Agencies that provide specialized care for people with developmental disabilities are facing a round of unprecedented Medicaid cuts, which care providers say will lead to hundreds of layoffs.
Care Coordination Organizations, which help manage things like healthcare, housing, food, and legal assistance for people with developmental and intellectual disabilities, face a 16 percent reduction from the state’s Office of People with Developmental Disabilities — which advocates say will total up to $75 million in lost funding statewide each year.
Care providers say the cuts, which stem from coronavirus-related budget shortfalls and are set to go into effect on July 1, may not have an impact on the number of people they serve — but they will negatively impact the quality of care they are able to offer.
“The issue is the impact on the quality of the service,” said James Moran, CEO of Care Design NY, which services a little over 10,000 people in Brooklyn and 108,000 people across New York state. “It’s no different than thinking about a hospital taking a smaller kind of cut. They’re not going to stop serving people that walk in the door…it’s the impact of the quality of the service.”
And the quality of the care is no small matter to the families of those who receive it, said one parent who worried that providers would become unable to properly tailor their care to the individual needs of the people they service.
“Care Design doesn’t just care for, they care about,” said East Flatbush parent Geri Turner Bright, whose 22-year-old son Robert has been with the program since its inception two years ago. “They have a general mission, but then it becomes individualized.”
Those enrolled in the program — the majority of whom live at home with family instead of in a group home setting — are assigned a care manager, who normally help to provide care to roughly 30 participants each.
For the Bright family, that has meant having their care manager Debra Emmanuel-Edwards help enroll Robert in Medicaid, and help them organize their two-family home so that Robert could live with some independence in the spare apartment.
“They see and understand what our goal is for our son,” Bright said. “For every single family whose child or adult is in their care, they’re caring about them, so our program looks totally different than everybody else’s.”
The cuts come after the state’s arrangement with the federal government — in which the feds covered 90 percent of Medicaid costs and the state covered only 10 percent — comes to an end after two years from the program’s inception. As of July 1, the federal government will require the state to pay 50 percent of the Medicaid bill when it comes to care coordination organizations.
Both the state and the service providers knew the changes in funding were on the horizon, and service providers even proposed alternative, less devastating budget cuts to their own organizations that they say would have saved the state almost the same amount of cash. According to Moran, they received no response from the state.
The Office of People with Developmental Disabilities defended the cuts and claimed they would result in no changes to the services families receive.
“OPWDD does not anticipate changes to the service provided as a result to this targeted approach,” a spokesperson said. “The reduction in payments to care management will not impact direct support professionals who provide services to individuals and is consistent with the enacted budget.”
The 16 percent cut is just the latest in a long series of slashes to services that help New Yorkers with developmental and intellectual disabilities over the past decade, which have done the most damage to the group home system.
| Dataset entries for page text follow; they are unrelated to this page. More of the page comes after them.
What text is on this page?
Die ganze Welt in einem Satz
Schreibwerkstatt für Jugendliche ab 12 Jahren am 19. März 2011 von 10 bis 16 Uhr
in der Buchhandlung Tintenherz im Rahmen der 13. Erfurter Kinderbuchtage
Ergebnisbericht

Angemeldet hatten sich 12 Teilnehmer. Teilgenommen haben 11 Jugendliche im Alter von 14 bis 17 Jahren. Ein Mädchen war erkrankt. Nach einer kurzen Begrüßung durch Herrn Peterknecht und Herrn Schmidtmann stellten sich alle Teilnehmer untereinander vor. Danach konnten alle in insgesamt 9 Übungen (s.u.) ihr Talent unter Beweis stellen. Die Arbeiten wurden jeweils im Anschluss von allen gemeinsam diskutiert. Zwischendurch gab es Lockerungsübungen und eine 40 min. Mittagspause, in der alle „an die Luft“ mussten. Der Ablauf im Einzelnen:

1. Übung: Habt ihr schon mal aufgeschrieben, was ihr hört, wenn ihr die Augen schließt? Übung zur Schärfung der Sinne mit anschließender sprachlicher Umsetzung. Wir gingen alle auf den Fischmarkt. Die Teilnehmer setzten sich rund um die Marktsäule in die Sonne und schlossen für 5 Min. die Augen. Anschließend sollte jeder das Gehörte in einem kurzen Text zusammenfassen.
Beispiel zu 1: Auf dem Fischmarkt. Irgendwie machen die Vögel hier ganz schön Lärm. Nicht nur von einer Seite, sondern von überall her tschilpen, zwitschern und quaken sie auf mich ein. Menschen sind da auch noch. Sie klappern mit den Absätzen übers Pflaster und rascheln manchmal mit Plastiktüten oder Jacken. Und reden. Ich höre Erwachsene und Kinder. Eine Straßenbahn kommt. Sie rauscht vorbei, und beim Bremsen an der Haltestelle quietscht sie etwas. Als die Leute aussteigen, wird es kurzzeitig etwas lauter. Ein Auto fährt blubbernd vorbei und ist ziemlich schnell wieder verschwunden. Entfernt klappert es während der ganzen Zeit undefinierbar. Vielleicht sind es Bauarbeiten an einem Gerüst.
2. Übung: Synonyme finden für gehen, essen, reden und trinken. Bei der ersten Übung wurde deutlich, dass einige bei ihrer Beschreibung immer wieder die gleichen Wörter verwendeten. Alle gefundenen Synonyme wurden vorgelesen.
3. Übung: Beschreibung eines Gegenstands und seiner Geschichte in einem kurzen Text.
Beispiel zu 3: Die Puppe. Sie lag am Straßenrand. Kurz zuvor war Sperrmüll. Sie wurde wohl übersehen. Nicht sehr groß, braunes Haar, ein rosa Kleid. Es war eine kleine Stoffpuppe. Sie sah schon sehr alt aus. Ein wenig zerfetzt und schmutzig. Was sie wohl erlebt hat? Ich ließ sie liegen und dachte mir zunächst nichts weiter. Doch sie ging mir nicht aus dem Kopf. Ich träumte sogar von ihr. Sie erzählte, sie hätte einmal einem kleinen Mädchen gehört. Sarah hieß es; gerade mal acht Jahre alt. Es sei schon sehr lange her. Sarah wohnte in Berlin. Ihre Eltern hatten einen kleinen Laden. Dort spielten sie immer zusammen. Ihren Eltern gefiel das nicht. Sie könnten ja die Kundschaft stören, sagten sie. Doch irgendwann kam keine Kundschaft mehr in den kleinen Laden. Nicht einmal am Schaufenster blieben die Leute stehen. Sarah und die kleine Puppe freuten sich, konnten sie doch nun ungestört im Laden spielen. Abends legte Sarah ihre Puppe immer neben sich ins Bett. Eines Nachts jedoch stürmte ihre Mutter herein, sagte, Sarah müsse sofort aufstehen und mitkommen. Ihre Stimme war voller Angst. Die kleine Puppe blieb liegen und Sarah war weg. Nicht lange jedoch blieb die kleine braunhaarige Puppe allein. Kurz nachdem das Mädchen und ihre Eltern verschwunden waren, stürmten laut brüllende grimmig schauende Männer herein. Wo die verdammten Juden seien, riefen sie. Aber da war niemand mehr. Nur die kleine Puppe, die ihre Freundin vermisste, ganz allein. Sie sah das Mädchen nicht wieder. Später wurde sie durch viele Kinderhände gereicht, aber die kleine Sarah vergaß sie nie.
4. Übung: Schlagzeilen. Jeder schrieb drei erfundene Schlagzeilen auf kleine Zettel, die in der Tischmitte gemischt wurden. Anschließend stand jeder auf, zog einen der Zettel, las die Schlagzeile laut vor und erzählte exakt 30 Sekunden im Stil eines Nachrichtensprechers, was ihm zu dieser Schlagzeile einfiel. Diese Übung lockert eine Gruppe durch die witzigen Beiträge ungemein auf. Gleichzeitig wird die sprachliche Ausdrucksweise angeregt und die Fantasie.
The budget blows also come as direct service providers, like those at Care Coordination Organizations, find themselves on the front lines of the novel coronavirus pandemic.
Moran says it hints at a greater attitude within Albany that people with disabilities are an expensive population to care for, putting them first in line for the chopping block.
“More and more with the fiscal pressures this is seen as a high-cost population,” he said. “Here’s a program you started less than two years ago and you’re already planning to reduce funding even though it’s still in the stage it’s in — it’s not very thought through.”
This story is part of an ongoing series about group homes on the front lines of the COVID-19 crisis, and the pandemic’s impact on those with developmental disabilities.